When the user chose "Boot ISO now" at either gate (fast-path or probing), step 5 was bypassed and no compat files exist: all entries appear without a marker prefix. A STATUS line explains why.

A STATUS line is displayed before the menu. When step 5 ran, it shows the [OK]/[~] legend describing the markers. When step 5 was skipped, it shows "Compatibility not checked -- entries may still work" instead. Markers follow doc/logging.md accessibility rules: text-based, serial-safe, not color-dependent.

Compatibility note for ext4 and vfat

Initramfs archives with no .ko files at all get no marker at all (blank): we can't verify either way, so nothing is displayed.

Boot param injection

Universal ADD params are always injected via _build_universal_add(). For the full parameter reference, fromiso= conflict rationale, and per-distro requirements, see iso_boot.md.
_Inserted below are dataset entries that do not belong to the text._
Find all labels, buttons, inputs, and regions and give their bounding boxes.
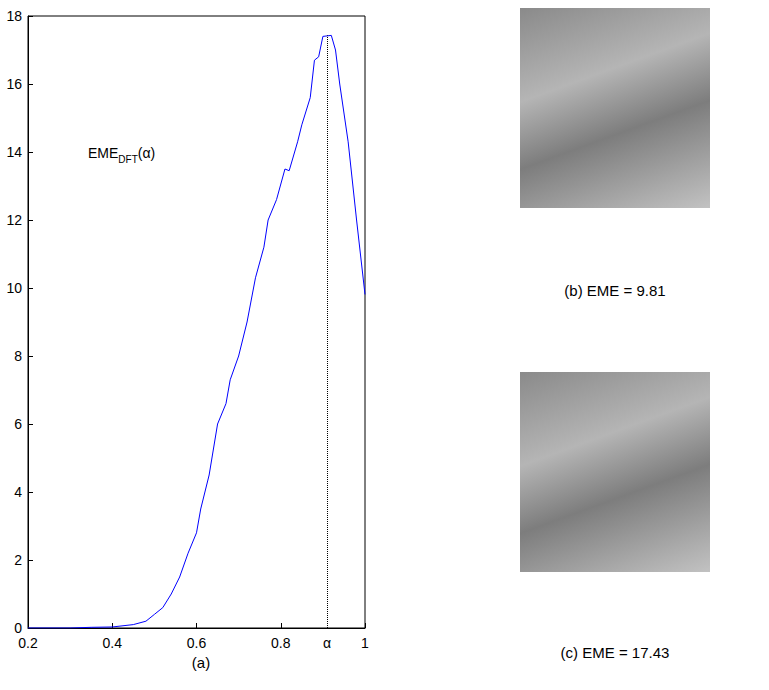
svg-text:0.6: 0.6 (187, 635, 207, 651)
svg-text:1: 1 (361, 635, 369, 651)
svg-text:18: 18 (6, 8, 22, 24)
svg-text:0.2: 0.2 (18, 635, 38, 651)
svg-text:10: 10 (6, 280, 22, 296)
svg-text:0.8: 0.8 (271, 635, 291, 651)
svg-text:(a): (a) (192, 654, 210, 671)
html-text:(c) EME = 17.43: (c) EME = 17.43 (560, 644, 670, 661)
svg-text:(α): (α) (138, 145, 155, 161)
svg-text:12: 12 (6, 212, 22, 228)
svg-text:14: 14 (6, 144, 22, 160)
svg-text:2: 2 (14, 552, 22, 568)
svg-text:α: α (323, 635, 331, 651)
svg-text:8: 8 (14, 348, 22, 364)
svg-text:6: 6 (14, 416, 22, 432)
html-text:(b) EME = 9.81: (b) EME = 9.81 (564, 282, 666, 299)
svg-text:4: 4 (14, 484, 22, 500)
svg-text:DFT: DFT (118, 154, 137, 165)
svg-text:16: 16 (6, 76, 22, 92)
svg-text:0.4: 0.4 (103, 635, 123, 651)
svg-text:0: 0 (14, 620, 22, 636)
svg-text:EME: EME (88, 145, 118, 161)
Stage 3: kexec-select-boot

Called from the boot menu. Responsible for final verification and OS handoff.

TPM2 primary key hash check

For TPM2 systems, verifies the SHA-256 hash of the TPM2 primary key handle against /boot/kexec_primhdl_hash.txt (if the file exists). A mismatch means the TPM2 primary key was regenerated without updating the stored hash.

Boot hash verification (verify_global_hashes)
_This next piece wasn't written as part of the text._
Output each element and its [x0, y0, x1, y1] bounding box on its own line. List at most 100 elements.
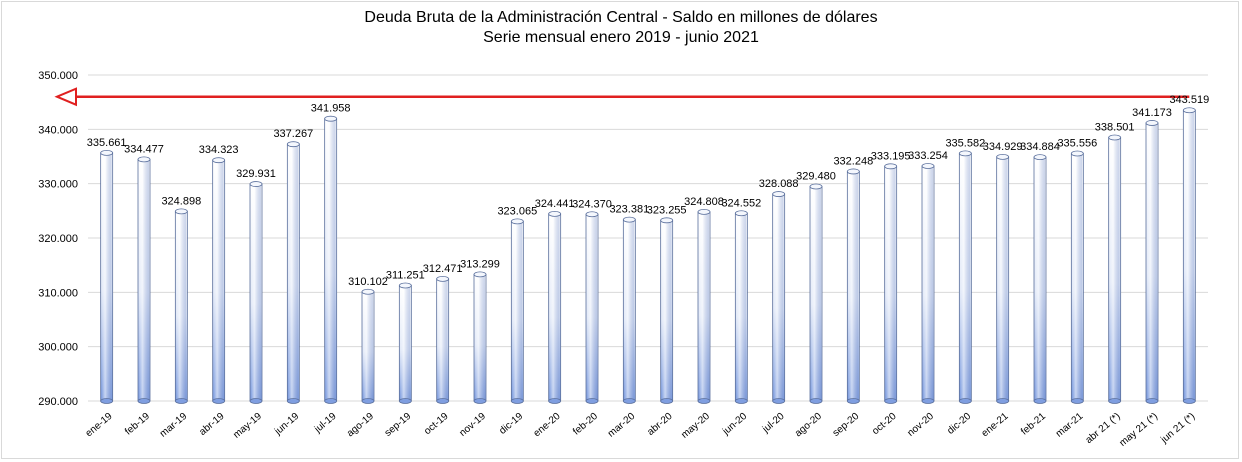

verify_checksums checks the SHA-256 of every /boot file against kexec_hashes.txt, then verifies kexec.sig with gpgv. On mismatch, an interactive whiptail menu offers options: investigate discrepancies, update checksums, or return to the main menu.

Optionally, root partition hashes are also checked if CONFIG_ROOT_CHECK_AT_BOOT=y.

Rollback counter verification (verify_rollback_counter)

The TPM monotonic counter index is read from /boot/kexec_rollback.txt and the counter is read from the TPM. The SHA-256 of the counter file is then checked against the hash stored in kexec_rollback.txt. Any discrepancy aborts the boot.

OS boot execution (do_boot)

If a TPM-sealed LUKS Disk Unlock Key (DUK) is configured, kexec-insert-key unseals the DUK and injects it into a minimal initramfs prepended to the OS initramfs. The OS kernel then finds the key and unlocks LUKS without prompting the user.

kexec-boot performs the final kexec system call to hand off to the OS kernel. For details on how the kernel command line is assembled from boot entry params, ADD params, and Board ADD, see kexec_handoff.md. Just before kexec, if CONFIG_FINALIZE_PLATFORM_LOCKING=y, lock_chip.sh triggers a chipset-level PR0 lockdown via SMI (io386 writes to port 0xb2), setting FLOCKDN in the SPI controller. Once locked, the protected flash region becomes read-only until the next system reset — the OS cannot modify the firmware. See wp-notes.md.


Recovery shell

The recovery shell is an authenticated environment. Entering it extends TPM PCR 4 with "recovery", permanently invalidating TOTP/HOTP/LUKS unseal for the rest of the boot session. See tpm.md.